Alterome raises $132M to release ‘the Kraken’ on cancer-driving mutations

03 Apr 2024
Driven to make targeted medicines even more precise, Alterome Therapeutics pocketed a $132-million Series B to move a pair of oncogenic driver-targeting small molecules into the clinic within the next year.
Led by Goldman Sachs Alternatives, Wednesday’s financing also saw participation from Canaan Partners, Driehaus Capital Management, Invus, Digitalis Ventures, Blue Owl Capital, as well as existing investors Orbimed, Nextech Invest, Vida Ventures, Boxer Capital, and Colt Ventures. The round adds to the $99 million Alterome raised in 2022 between a Series A and extension.
The biotech takes its name from the biological alterome, which encompasses all the disease-driving alterations in genes – and largely remain undrugged. According to the company, while several medicines targeting oncogenic mutations have been approved, they can have off-target effects that limit their therapeutic window, diminishing their benefit for patients.
Alterome is deploying its Kraken platform to design mutation- and isoform-selective small molecules that preferentially target cancer cells and avoid healthy cells. The goal of the structure-guided, machine learning approach is to improve the inhibitory power and safety profile of precision medicines.
The Kraken provides atomic-level insights into molecular interactions to predict ligand and binding activity so Alterome’s team of medicinal chemists can discover selective, alteration-specific compounds.
“The precision oncology field has arrived at a special moment with the exciting evolution of both drug discovery and precision medicine,” CEO Eric Murphy said. “A unique integration of structure-guided drug discovery with deep translational biology is facilitating the development of novel therapies that address previously inaccessible proteins.”
Precision pipeline
Alterome’s lead programme targets AKT1 E17K, a clinically validated oncogene that drives about 2% of all tumours, including breast, endometrial and prostate cancers. The oral small molecule, dubbed ALTA-2618, was designed to be a mutant-selective, covalent allosteric inhibitor of AKT1 E17K.

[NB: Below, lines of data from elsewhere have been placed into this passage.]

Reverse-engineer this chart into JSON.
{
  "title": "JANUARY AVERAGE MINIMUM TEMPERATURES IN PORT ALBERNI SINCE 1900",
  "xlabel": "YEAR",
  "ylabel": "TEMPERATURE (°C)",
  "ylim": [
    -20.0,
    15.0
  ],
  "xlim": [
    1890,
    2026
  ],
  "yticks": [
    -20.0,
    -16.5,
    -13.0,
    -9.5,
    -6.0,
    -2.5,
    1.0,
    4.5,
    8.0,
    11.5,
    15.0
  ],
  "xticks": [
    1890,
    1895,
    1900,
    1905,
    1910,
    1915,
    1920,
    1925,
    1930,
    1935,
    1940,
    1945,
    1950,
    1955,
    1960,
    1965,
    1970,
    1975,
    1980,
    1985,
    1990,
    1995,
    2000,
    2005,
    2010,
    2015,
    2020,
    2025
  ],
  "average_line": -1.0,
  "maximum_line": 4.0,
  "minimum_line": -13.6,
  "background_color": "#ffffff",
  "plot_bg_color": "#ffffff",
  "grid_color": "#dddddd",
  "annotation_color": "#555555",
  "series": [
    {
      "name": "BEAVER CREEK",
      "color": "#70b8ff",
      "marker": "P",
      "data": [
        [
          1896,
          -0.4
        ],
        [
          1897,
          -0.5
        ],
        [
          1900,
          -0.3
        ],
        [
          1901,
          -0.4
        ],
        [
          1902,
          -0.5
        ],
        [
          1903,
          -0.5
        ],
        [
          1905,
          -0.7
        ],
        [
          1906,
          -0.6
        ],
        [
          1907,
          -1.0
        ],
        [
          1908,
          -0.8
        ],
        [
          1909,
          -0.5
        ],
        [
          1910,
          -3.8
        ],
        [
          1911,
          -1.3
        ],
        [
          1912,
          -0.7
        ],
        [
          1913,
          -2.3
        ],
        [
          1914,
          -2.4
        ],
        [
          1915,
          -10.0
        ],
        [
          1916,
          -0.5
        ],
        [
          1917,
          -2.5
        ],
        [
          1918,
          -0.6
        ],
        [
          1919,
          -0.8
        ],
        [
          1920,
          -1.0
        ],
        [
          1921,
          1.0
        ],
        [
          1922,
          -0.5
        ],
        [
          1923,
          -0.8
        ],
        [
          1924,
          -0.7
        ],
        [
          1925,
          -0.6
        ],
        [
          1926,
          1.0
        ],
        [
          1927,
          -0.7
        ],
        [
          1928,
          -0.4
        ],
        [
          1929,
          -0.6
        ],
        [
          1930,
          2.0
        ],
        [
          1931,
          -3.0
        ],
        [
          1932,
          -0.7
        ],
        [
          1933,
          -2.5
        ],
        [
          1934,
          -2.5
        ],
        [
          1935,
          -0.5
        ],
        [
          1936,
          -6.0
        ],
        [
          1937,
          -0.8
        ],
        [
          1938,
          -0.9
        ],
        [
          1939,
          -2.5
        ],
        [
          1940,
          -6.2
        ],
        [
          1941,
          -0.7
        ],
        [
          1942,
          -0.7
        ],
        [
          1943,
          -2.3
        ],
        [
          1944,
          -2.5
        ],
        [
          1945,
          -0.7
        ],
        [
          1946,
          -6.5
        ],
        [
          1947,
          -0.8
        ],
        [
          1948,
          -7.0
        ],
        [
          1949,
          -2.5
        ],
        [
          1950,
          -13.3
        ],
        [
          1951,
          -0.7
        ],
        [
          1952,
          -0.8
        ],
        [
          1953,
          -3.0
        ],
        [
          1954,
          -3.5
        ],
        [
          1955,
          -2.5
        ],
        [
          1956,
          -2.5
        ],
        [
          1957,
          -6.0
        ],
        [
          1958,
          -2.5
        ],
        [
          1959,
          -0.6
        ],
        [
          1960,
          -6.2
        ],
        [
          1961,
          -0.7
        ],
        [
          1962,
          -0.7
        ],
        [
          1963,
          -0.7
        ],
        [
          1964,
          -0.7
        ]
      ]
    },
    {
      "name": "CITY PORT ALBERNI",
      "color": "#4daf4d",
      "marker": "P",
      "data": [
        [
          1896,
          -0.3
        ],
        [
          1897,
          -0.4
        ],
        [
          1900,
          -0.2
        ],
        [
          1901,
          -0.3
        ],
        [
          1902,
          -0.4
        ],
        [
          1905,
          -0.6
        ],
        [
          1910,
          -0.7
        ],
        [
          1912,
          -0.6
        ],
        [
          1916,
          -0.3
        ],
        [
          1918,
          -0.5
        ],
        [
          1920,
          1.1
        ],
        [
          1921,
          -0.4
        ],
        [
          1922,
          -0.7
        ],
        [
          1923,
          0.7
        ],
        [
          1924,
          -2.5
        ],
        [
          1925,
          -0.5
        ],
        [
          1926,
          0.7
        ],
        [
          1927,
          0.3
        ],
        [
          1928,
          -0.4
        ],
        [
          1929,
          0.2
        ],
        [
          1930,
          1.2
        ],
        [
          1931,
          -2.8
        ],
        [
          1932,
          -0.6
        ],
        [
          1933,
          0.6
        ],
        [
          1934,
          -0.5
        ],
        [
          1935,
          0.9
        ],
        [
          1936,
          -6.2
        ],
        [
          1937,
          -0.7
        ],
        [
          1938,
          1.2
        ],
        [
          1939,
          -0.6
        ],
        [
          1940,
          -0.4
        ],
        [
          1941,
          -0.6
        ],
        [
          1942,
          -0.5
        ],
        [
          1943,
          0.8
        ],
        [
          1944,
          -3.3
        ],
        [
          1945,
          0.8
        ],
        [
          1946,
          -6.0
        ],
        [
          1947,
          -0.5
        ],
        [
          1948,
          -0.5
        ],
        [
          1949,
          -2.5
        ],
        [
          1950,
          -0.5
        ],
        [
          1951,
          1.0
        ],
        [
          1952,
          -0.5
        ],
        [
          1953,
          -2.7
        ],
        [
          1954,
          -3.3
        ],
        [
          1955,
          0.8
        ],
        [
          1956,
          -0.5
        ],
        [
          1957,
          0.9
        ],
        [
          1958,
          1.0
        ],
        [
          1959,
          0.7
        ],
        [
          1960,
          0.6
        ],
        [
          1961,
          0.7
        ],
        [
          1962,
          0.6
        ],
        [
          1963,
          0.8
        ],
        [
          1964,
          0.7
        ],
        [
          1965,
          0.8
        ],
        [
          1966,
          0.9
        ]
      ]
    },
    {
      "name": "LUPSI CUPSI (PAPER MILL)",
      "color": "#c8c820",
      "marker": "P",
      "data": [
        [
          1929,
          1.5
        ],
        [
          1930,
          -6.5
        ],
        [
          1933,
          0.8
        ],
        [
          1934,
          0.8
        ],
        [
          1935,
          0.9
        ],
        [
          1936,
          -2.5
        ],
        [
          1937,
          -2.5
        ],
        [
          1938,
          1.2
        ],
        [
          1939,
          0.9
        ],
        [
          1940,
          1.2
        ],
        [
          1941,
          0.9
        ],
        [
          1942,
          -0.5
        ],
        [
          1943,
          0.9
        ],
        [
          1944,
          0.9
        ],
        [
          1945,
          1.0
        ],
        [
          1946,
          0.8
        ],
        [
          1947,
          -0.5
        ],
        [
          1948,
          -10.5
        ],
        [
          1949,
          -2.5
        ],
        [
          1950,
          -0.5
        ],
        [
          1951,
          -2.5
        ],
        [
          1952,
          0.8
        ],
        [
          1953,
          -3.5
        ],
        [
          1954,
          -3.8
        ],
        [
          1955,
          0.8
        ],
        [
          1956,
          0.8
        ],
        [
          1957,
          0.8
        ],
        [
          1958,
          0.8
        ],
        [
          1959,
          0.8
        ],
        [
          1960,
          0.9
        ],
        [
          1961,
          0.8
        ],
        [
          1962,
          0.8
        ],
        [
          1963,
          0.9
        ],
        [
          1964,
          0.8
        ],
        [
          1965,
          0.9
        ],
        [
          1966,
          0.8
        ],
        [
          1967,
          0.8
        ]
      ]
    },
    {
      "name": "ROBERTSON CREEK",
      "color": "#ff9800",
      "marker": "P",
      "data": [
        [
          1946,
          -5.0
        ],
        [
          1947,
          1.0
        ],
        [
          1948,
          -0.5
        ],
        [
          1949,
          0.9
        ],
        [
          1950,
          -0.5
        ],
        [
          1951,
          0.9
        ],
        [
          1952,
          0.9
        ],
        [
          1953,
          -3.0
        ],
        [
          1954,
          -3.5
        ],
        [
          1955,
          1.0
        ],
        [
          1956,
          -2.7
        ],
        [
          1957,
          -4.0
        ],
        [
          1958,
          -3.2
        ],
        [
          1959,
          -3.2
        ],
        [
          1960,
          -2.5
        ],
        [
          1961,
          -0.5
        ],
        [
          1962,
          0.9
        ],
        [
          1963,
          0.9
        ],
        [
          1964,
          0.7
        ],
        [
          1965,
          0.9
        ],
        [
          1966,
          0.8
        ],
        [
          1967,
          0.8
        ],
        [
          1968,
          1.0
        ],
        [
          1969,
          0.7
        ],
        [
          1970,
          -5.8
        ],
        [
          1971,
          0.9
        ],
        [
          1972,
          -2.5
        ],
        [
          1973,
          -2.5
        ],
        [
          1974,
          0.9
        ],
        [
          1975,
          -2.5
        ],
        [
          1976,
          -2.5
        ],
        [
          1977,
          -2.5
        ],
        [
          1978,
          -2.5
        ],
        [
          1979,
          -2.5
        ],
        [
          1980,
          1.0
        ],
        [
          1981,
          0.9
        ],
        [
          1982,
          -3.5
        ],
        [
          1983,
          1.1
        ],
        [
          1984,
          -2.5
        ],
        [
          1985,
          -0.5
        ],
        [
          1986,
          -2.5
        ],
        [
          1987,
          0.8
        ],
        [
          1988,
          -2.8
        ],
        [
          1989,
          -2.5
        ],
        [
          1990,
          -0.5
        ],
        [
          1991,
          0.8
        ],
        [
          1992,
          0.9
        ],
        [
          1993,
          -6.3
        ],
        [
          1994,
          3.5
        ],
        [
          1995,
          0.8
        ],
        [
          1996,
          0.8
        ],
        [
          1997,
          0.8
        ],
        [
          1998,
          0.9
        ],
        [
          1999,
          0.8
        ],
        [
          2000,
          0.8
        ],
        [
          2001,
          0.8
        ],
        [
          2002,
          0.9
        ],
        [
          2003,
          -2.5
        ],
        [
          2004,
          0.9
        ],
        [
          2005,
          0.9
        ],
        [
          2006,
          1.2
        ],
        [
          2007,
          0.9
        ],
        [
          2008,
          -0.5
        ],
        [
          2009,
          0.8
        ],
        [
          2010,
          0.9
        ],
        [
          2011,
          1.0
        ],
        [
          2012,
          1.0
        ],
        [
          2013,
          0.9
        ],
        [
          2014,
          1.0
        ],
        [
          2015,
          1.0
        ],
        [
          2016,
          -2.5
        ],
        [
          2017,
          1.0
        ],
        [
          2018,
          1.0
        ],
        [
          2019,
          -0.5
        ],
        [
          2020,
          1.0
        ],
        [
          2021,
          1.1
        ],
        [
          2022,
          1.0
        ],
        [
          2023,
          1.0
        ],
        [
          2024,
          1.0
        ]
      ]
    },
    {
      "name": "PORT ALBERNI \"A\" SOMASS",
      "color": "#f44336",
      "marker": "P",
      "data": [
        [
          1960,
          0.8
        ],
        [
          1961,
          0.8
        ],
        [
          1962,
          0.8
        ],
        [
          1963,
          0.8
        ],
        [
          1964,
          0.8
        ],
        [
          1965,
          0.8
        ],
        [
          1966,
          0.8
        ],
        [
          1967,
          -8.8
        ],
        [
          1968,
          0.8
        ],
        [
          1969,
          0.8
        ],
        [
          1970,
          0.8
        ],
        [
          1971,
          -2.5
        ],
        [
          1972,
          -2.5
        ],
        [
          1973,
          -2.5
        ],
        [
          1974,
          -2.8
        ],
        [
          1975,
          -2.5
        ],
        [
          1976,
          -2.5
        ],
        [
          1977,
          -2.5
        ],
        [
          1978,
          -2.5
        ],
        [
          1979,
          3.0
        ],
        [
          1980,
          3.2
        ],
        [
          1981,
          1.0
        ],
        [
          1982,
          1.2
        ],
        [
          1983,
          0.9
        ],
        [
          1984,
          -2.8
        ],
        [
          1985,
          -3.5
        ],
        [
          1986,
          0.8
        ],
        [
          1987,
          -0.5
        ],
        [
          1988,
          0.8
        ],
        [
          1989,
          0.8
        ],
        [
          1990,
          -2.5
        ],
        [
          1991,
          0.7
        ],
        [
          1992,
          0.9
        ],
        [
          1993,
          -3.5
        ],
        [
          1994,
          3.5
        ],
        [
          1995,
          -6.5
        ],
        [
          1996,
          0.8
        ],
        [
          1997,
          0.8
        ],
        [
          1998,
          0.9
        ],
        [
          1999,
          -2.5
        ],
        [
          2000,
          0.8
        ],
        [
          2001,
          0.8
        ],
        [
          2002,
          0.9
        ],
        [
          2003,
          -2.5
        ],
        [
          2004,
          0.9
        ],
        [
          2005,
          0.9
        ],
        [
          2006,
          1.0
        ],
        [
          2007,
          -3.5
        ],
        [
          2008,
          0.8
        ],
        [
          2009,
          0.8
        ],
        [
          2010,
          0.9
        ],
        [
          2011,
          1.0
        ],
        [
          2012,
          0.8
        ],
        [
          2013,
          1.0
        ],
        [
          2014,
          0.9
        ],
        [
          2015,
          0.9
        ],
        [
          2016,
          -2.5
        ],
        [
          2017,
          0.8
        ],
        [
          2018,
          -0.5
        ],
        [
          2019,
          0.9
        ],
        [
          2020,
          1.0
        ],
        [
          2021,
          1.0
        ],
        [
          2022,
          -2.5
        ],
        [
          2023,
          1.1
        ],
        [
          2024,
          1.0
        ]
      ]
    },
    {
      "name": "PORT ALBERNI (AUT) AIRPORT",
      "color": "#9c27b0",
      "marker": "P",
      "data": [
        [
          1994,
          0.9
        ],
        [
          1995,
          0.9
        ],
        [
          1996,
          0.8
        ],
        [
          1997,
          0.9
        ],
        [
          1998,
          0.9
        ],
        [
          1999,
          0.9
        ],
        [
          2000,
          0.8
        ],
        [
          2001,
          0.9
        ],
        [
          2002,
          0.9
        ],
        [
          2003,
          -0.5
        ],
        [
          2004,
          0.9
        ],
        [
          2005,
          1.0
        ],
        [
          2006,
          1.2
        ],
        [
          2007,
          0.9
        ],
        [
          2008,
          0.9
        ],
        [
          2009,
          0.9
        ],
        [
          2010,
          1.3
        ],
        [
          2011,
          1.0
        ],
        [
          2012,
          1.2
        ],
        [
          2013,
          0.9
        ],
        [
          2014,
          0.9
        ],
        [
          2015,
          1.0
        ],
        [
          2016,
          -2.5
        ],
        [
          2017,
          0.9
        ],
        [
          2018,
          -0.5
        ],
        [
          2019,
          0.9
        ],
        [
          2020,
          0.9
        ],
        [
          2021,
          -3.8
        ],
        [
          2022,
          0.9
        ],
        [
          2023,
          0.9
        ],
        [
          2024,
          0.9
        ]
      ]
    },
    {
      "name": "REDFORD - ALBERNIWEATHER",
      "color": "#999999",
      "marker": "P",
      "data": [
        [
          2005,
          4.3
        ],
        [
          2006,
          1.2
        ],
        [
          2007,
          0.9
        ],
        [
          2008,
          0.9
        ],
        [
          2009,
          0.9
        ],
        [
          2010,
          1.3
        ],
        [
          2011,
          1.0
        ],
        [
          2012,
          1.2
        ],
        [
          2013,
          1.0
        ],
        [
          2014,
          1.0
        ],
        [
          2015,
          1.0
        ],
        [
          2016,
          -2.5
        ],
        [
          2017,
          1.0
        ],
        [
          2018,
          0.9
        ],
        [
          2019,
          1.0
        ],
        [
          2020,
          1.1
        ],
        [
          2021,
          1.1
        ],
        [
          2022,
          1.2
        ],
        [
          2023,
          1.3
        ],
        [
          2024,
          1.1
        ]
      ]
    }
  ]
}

The biotech’s second candidate, ALTA-3263, is directed against KRAS, a well-known regulator of cellular signalling that’s mutated in more than 20% of all cancers. However, according to Alterome, the first-generation of KRAS inhibitorsKRAS inhibitors had a narrow scope of mutational coverage leading to limited durability and poor tolerability.
In contrast, Alterome’s compound is isoform-selective and targets 90% of KRAS mutations, including the most common, G12V and G12D.